Book and Film Recommendations

Reviews, Forthcoming, New Releases, Overlooked

FILM: Butterfly (Member Contribution)

Kim Jin-Min, et al.
2025

David Jung, an enigmatic, highly unpredictable former US intelligence operative living in South Korea, whose life is blown to pieces when the consequences of an impossible decision from his past come back to haunt him, and he finds himself pursued by Rebecca, a deadly, sociopathic young agent assigned to kill him.

 


 

Cromwell's Spy: From the American Colonies to the English Civil War: The Life of George Downing

Dennis Sewell
Pegasus Books, 01 Jul 25

Downing Street is synonymous with political power, perhaps only second to Pennsylvania Avenue. But for the builder behind one of the world's most famous streets—George Downing—it was a mere retirement project.

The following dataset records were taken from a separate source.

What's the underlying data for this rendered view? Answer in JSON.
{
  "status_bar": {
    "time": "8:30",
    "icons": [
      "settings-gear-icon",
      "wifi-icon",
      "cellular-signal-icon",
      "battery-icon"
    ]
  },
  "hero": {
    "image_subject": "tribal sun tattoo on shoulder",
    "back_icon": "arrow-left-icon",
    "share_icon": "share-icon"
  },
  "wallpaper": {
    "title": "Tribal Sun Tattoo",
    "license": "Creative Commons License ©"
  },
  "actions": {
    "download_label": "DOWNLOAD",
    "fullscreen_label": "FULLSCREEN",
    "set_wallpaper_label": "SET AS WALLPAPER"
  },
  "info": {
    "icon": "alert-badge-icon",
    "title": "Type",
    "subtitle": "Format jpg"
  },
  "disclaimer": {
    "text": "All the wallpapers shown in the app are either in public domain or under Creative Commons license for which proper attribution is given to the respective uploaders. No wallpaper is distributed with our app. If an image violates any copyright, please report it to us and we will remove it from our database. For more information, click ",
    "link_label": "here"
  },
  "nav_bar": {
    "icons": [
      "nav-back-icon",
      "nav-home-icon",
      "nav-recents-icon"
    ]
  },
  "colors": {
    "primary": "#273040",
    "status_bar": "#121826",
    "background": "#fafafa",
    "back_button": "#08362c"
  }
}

Throughout his storied life, Downing would be a soldier, a politician, a diplomat, and a spy. He came of age as a pioneer in colonial Massachusetts, graduated from Harvard, crossed the Atlantic to sign up for the English Civil War and fast became Oliver Cromwell’s chief of military intelligence. He was one of a close group of now-forgotten Americans in Cromwell’s circle who exerted enormous influence upon English political life during their Civil War.

Downing was always at the center of events, engaging with the most illustrious men and women of his times. His uncle was the governor of Massachusetts; his cousin the governor of Connecticut. In England, his patrons were Oliver Cromwell and King Charles II. The famous diarist, Samuel Pepys, was his clerk; the great poet, John Milton, prepared his letters and dispatches. William of Orange was godfather to his son; his next-door neighbor was Queen Elizabeth of Bohemia; and when Downing finally built his street, his surveyor was Sir Christopher Wren, architect of St Paul’s Cathedral.

He would leave his mark on American soil as well. He played a key role in the foudning of New York by helping to wrest Manhattan and Long Island from the Dutch. Yet he remains one of the most elusive figures of his age. In Dennis Sewell's rich and vivid Cromwell's Spymaster, Downing emerges as the extraordinary, enigmatic, and endlessly fascinating anti-hero of his own life story.  


 

Soviet Spies Worldwide: Country by Country, 1940-1988

Peter Polack
McFarland, 01 Jan 25

Between 1970 and 1986, countries around the world expelled hundreds of Soviet officials and personnel for espionage or other misconduct. One official source puts the number at 672 for the 16-year period, or an average of 42 expulsions per year. Some were forced to live in numerous countries over the years while assuming different identities, their true names never to be discovered.

This text documents nearly five hundred Soviet spies who were expelled, exposed or recalled, as well as acts of espionage in nearly one hundred countries. From infiltrating Swiss operations in Indonesia to operating within the Syrian embassy in Moscow, this encyclopedia provides a country-by-country list of various Soviet subversive efforts around the world.


 

Mission France: The True History of the Women of SOE

Kate Vigurs
Yale University, 06 Jul 21

Formed in 1940, Special Operations Executive was to coordinate Resistance work overseas. The organization’s F section sent more than four hundred agents into France, thirty-nine of whom were women. But while some are widely known—Violette Szabo, Odette Sansom, Noor Inayat Khan—others have had their stories largely overlooked.

Kate Vigurs interweaves for the first time the stories of all thirty-nine female agents. Tracing their journeys from early recruitment to work undertaken in the field, to evasion from, or capture by, the Gestapo, Vigurs shows just how greatly missions varied. Some agents were more adept at parachuting. Some agents’ missions lasted for years, others’ less than a few hours. Some survived, others were murdered. By placing the women in the context of their work with the SOE and the wider war, this history reveals the true extent of the differences in their abilities and attitudes while underlining how they nonetheless shared a common mission and, ultimately, deserve recognition.